Estamos ainda a lutar contra a covid-19 e as suas consequências no âmbito nacional e global. Esta situação de pandemia tem-nos ajudado a ter consciência das nossas vulnerabilidades e limitações como espécie humana. Desperta em nós também a incerteza, a ansiedade e o medo pessoal e colectivo.
Sabemos que o medo é capaz de nos paralisar. Mas também pode ser fonte de inspiração e superação e impulsionar-nos a superar esta metacrise, comprometendo-nos na construção de um amanhã melhor para todos. Entre as prioridades para o futuro estão, sem dúvida, as políticas de recuperação económica, as questões do emprego, da educação e da saúde. No entanto, não podemos esquecer, como alerta o Papa Francisco, que tudo está interligado: crise sanitária, social, ambiental, política, económica e ética. E, assim como as crises estão relacionadas, também o estão as soluções que se possam encontrar.
E neste «novo normal» não podemos esquecer a questão do combate às alterações climáticas – um tema sobre o qual se dissemina tanta desinformação e que suscita tantas polarizações – e as suas consequências negativas, sobretudo nos mais pobres e o Sul global. Em Portugal estamos, precisamente, no processo de elaboração da Lei do Clima. A associação Zero sublinha que, para que essa lei seja eficaz, deve expressar onze pontos essenciais, entre os quais que as decisões políticas em matéria ambiental se apoiem na ciência; que seja criado um órgão independente que se pronuncie sobre planeamento, execução e avaliação da política em matéria de clima; e que se garanta a participação pública na tomada de decisões, propondo mesmo a criação da figura da Assembleia Climática de Cidadãos.

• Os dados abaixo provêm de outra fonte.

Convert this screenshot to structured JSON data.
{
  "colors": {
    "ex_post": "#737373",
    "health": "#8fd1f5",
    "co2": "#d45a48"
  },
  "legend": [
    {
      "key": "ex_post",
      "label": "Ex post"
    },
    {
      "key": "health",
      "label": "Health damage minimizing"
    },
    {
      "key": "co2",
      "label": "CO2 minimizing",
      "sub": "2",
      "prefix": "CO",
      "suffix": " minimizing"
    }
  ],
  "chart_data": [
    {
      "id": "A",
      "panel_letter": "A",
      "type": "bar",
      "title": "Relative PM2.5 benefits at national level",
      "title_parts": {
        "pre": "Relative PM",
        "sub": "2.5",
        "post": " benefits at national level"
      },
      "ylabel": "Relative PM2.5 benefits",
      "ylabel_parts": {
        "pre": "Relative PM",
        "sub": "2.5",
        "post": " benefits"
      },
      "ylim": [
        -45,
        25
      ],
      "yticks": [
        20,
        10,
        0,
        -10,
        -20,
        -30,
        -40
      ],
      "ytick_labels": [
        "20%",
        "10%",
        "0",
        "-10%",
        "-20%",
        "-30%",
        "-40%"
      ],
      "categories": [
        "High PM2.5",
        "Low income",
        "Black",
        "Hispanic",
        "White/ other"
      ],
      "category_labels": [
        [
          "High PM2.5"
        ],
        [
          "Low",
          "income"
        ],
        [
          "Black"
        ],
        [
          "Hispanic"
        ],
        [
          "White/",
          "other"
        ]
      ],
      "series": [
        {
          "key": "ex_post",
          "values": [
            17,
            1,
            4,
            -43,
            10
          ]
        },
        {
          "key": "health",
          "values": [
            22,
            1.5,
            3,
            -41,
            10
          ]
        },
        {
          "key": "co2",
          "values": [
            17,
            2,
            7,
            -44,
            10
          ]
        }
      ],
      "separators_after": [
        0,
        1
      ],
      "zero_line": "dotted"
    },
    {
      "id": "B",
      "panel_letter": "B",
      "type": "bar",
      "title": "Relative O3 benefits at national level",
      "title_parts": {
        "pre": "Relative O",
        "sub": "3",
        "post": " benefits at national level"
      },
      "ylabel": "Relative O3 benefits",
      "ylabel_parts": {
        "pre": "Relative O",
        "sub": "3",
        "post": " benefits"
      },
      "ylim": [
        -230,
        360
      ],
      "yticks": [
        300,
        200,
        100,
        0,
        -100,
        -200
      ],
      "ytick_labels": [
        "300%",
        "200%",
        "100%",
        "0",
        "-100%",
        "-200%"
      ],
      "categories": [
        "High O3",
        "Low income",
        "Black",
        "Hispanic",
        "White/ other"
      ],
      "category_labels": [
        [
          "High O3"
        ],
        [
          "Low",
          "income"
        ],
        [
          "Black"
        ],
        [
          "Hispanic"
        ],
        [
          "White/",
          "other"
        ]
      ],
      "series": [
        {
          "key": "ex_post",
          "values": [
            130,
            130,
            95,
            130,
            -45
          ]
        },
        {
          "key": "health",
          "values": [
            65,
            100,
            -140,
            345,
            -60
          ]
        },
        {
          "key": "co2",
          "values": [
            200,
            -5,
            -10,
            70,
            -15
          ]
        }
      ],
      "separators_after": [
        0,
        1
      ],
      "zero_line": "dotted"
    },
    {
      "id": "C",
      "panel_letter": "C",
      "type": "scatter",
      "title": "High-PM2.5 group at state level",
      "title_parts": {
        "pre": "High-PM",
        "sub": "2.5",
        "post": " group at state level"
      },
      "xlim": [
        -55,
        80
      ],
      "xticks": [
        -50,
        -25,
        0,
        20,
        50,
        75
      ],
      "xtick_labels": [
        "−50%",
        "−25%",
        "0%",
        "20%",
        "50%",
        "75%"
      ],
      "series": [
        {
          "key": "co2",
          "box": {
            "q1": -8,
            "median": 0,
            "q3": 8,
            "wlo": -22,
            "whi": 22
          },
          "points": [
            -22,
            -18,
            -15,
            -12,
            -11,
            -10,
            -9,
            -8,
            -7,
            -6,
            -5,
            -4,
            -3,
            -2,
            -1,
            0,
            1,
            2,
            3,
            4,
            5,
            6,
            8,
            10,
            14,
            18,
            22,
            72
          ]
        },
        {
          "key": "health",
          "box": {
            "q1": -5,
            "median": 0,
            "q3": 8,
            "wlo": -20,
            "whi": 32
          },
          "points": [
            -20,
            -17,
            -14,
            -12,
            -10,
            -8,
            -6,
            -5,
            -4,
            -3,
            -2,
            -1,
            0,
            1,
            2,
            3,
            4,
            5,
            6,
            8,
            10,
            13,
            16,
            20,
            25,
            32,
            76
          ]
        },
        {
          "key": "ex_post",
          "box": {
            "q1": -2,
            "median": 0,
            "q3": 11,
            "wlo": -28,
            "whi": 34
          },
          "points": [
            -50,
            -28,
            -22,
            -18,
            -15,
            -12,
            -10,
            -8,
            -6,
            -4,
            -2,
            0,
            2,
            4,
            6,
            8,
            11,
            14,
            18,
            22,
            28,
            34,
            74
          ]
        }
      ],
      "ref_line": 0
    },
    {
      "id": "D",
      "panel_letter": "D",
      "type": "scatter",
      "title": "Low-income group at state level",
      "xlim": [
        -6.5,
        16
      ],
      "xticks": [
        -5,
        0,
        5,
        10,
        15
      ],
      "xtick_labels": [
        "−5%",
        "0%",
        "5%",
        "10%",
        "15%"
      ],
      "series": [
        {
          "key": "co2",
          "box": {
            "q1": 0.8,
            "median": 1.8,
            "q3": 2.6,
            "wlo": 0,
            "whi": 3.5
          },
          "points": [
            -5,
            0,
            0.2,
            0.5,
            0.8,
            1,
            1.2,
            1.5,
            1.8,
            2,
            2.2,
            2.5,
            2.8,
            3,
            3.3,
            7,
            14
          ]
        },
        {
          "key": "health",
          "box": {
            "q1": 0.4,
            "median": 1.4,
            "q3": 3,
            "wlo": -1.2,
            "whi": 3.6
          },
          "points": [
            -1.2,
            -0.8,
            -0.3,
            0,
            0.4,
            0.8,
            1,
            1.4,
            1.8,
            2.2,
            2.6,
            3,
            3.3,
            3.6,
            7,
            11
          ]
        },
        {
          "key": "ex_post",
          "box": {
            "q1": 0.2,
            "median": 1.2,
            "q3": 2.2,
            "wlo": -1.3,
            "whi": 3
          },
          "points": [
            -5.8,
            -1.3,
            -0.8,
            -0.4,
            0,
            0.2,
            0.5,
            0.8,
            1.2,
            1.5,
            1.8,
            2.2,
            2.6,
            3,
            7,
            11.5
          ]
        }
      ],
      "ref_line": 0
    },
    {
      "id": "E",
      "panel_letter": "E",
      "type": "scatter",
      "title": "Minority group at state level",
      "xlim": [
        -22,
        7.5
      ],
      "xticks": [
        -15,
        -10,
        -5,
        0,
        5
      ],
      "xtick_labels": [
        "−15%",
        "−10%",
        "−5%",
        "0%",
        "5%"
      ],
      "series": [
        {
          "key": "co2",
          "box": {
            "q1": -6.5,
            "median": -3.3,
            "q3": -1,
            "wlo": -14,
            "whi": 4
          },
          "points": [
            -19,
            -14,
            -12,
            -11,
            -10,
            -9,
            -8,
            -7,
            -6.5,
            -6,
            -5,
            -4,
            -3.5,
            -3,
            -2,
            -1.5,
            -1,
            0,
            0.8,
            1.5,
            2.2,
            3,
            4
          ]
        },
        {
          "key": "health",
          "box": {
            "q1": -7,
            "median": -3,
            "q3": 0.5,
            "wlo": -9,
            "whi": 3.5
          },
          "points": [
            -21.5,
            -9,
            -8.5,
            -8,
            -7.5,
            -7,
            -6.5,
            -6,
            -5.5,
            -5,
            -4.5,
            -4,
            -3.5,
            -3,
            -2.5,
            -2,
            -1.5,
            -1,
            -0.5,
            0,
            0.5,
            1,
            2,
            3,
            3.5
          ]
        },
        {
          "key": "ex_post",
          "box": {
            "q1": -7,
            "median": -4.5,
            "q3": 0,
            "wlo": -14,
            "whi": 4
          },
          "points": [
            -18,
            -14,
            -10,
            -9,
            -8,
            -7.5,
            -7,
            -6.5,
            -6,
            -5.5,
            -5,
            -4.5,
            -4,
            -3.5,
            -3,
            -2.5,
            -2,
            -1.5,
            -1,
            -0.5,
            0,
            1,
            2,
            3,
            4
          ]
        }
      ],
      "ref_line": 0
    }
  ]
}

Para salvar a Casa Comum, presente de Deus, temos de repensar o futuro local e globalmente. Impõe-se um novo modelo de desenvolvimento que garanta a prosperidade partilhada, «a justiça e igualdade entre as pessoas, e uma boa relação entre a população e o planeta», como refere António Guterres, secretário-geral das Nações Unidas. Precisamos, igualmente, de um novo arquétipo económico, que promova o primado do bem comum sobre a ideologia do mercado livre, do extrair, do competir, do consumir ilimitadamente e do crescimento a todo o custo.
Os seguidores de Jesus não somos meros espectadores da História, mas cidadãos que peregrinam no mundo movidos pela fé e a esperança e chamados a levar o amor onde mais se necessita. Esta Quaresma, vivida em confinamento, é um tempo propício para projectar o olhar no amanhã e discernir, com a mente e o coração, os problemas do planeta, vislumbrar soluções e actuar na perspectiva da conversão ecológica integral que nos propõe o Papa Francisco. Estamos chamados a ter «um olhar diferente, um pensamento, uma política, um programa, um estilo de vida e uma espiritualidade que oponham resistência ao avanço do paradigma tecnocrático» (Laudato Si’, 111). Necessitamos de uma pastoral ecológica e de uma vivência quotidiana que nos façam avançar numa corajosa revolução cultural (cf. Laudato Si’, 114), protegendo a dignidade de todas as pessoas e cuidando da Casa Comum.